Using the NavigationTerm property we first get access to the underlying Navigation Term. Before we however will be able to access custom properties set on the underlying Taxonomy Term we need to convert it to an editable Navigation Term using the GetAsEditable(TaxonomySession) method. With this we are now able to access the underlying Taxonomy Term by calling the GetTaxonomyTerm() method. That gives us access to the Term object from which we can access the LocalCustomProperties property that contains all custom properties set on that Term.

The code snippet presented above will work just fine… unless the page is requested by an anonymous user.

Inconvenient programmatically working with Managed Navigation and anonymous users

If you try to execute the code snippet presented above as an anonymous user, you will get an InvalidOperationException with the “Term not found” message. The reason for this error is the fact, that by default anonymous users are not allowed to get Navigation Term as Editable Navigation Terms. So what are the available options to solve this issue?

Option #1: elevate permissions

The first thing that you could consider is elevating permissions for the purpose of this code snippet. This is a common solution to all kinds of permission-related issues with anonymous users in SharePoint.

Following is how the code snippet would look like:

Guid siteId = SPContext.Current.Site.ID;

SPSecurity.RunWithElevatedPrivileges(() => {
    using (SPSite site = new SPSite(siteId)) {
        TaxonomySession taxonomySession = new TaxonomySession(site);

        string myProperty = null;
        if (taxonomyNode.NavigationTerm.GetAsEditable(taxonomySession).GetTaxonomyTerm().LocalCustomProperties.TryGetValue("MyProperty", out myProperty)) {
            // do something with the property value
        }
        else {
            // property not set
        }
    }
});

While this code would without a doubt do the job and work as expected it’s quite resource expensive to instantiate a new reference to SPSite each time you need to process a Navigation Term. And while you could keep the SPSite reference and reuse it for processing multiple Terms or apply some other kind of optimizations, it is still far from ideal. Luckily there is a less-intrusive way to solve the problem.

Option #2: allow for tagging

As mentioned before, by default anonymous users are not allowed to get Navigation Terms as Editable. That is by default, unless the Term Set has been made available for tagging.
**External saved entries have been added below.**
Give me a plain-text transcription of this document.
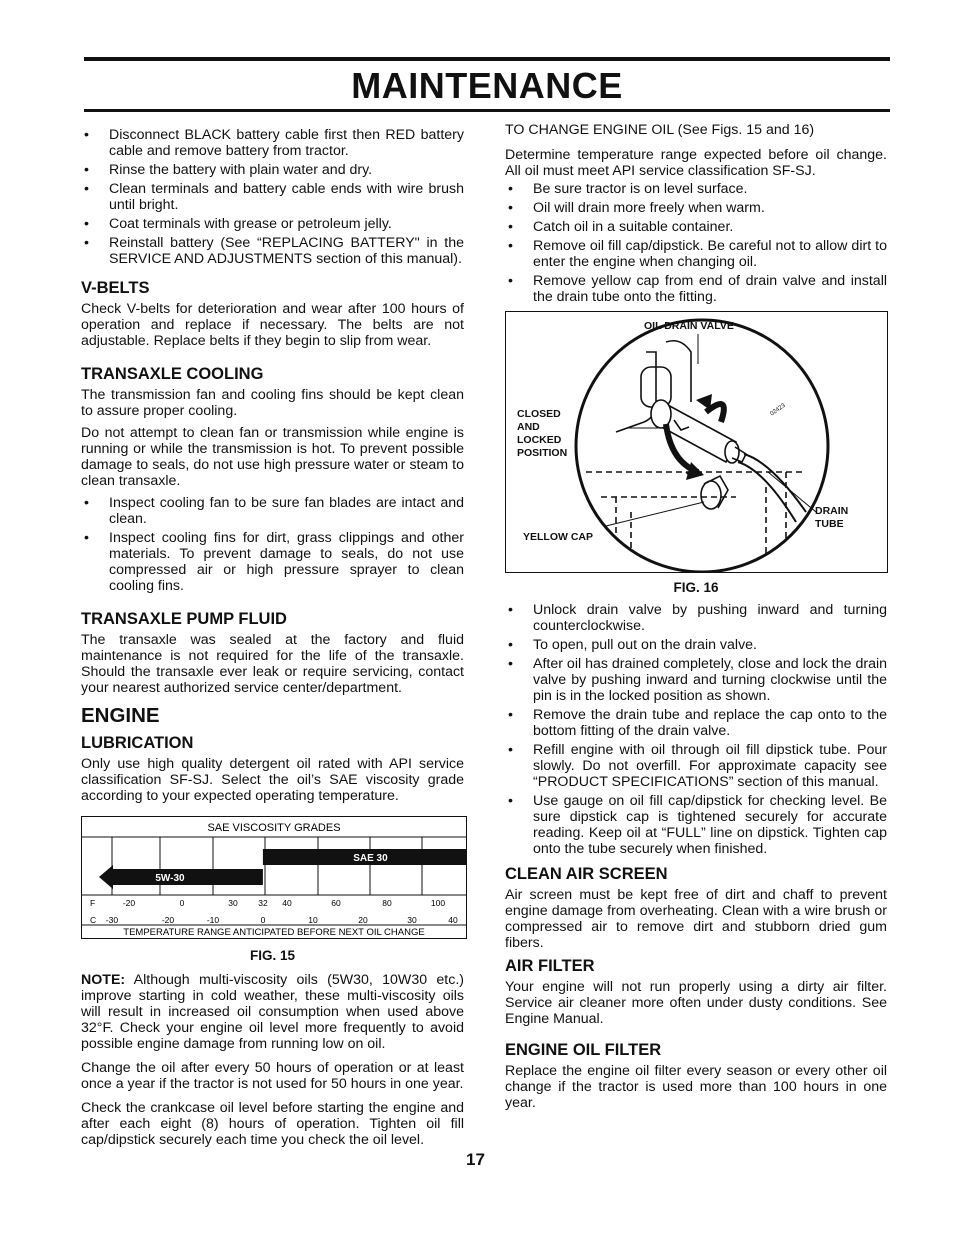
MAINTENANCE
• Disconnect BLACK battery cable first then RED battery cable and remove battery from tractor.
• Rinse the battery with plain water and dry.
• Clean terminals and battery cable ends with wire brush until bright.
• Coat terminals with grease or petroleum jelly.
• Reinstall battery (See “REPLACING BATTERY" in the SERVICE AND ADJUSTMENTS section of this manual).
V-BELTS

Check V-belts for deterioration and wear after 100 hours of operation and replace if necessary. The belts are not adjustable. Replace belts if they begin to slip from wear.

TRANSAXLE COOLING

The transmission fan and cooling fins should be kept clean to assure proper cooling.

Do not attempt to clean fan or transmission while engine is running or while the transmission is hot. To prevent possible damage to seals, do not use high pressure water or steam to clean transaxle.

• Inspect cooling fan to be sure fan blades are intact and clean.
• Inspect cooling fins for dirt, grass clippings and other materials. To prevent damage to seals, do not use compressed air or high pressure sprayer to clean cooling fins.
TRANSAXLE PUMP FLUID

The transaxle was sealed at the factory and fluid maintenance is not required for the life of the transaxle. Should the transaxle ever leak or require servicing, contact your nearest authorized service center/department.

ENGINE
LUBRICATION

Only use high quality detergent oil rated with API service classification SF-SJ. Select the oil’s SAE viscosity grade according to your expected operating temperature.

SAE VISCOSITY GRADES
5W-30
SAE 30
F	-20	0	30 32 40	60	80	100
C -30	-20	-10	0	10	20	30	40
TEMPERATURE RANGE ANTICIPATED BEFORE NEXT OIL CHANGE
FIG. 15

NOTE: Although multi-viscosity oils (5W30, 10W30 etc.) improve starting in cold weather, these multi-viscosity oils will result in increased oil consumption when used above 32°F. Check your engine oil level more frequently to avoid possible engine damage from running low on oil.

Change the oil after every 50 hours of operation or at least once a year if the tractor is not used for 50 hours in one year.

Check the crankcase oil level before starting the engine and after each eight (8) hours of operation. Tighten oil fill cap/dipstick securely each time you check the oil level.

TO CHANGE ENGINE OIL (See Figs. 15 and 16)

Determine temperature range expected before oil change. All oil must meet API service classification SF-SJ.

• Be sure tractor is on level surface.
• Oil will drain more freely when warm.
• Catch oil in a suitable container.
• Remove oil fill cap/dipstick. Be careful not to allow dirt to enter the engine when changing oil.
• Remove yellow cap from end of drain valve and install the drain tube onto the fitting.
OIL DRAIN VALVE
CLOSED
AND
LOCKED
POSITION
YELLOW CAP
DRAIN
TUBE
02423
FIG. 16
• Unlock drain valve by pushing inward and turning counterclockwise.
• To open, pull out on the drain valve.
• After oil has drained completely, close and lock the drain valve by pushing inward and turning clockwise until the pin is in the locked position as shown.
• Remove the drain tube and replace the cap onto to the bottom fitting of the drain valve.
• Refill engine with oil through oil fill dipstick tube. Pour slowly. Do not overfill. For approximate capacity see “PRODUCT SPECIFICATIONS” section of this manual.
• Use gauge on oil fill cap/dipstick for checking level. Be sure dipstick cap is tightened securely for accurate reading. Keep oil at “FULL” line on dipstick. Tighten cap onto the tube securely when finished.
CLEAN AIR SCREEN

Air screen must be kept free of dirt and chaff to prevent engine damage from overheating. Clean with a wire brush or compressed air to remove dirt and stubborn dried gum fibers.

AIR FILTER

Your engine will not run properly using a dirty air filter. Service air cleaner more often under dusty conditions. See Engine Manual.

ENGINE OIL FILTER

Replace the engine oil filter every season or every other oil change if the tractor is used more than 100 hours in one year.

17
The ‘Available for Tagging’ option checked in the Term Set settings

With this option enabled you will be able to run the code for all users without elevating privileges.

Summary

SharePoint 2013 offers a rich API that allows for programmatically interacting with Managed Navigation and building rich solutions. In some scenarios the code needs to run with elevated privileges in order to allow anonymous users to access the navigation objects. By allowing the Navigation Term Set to be used for tagging the need for elevating privileges can be avoided.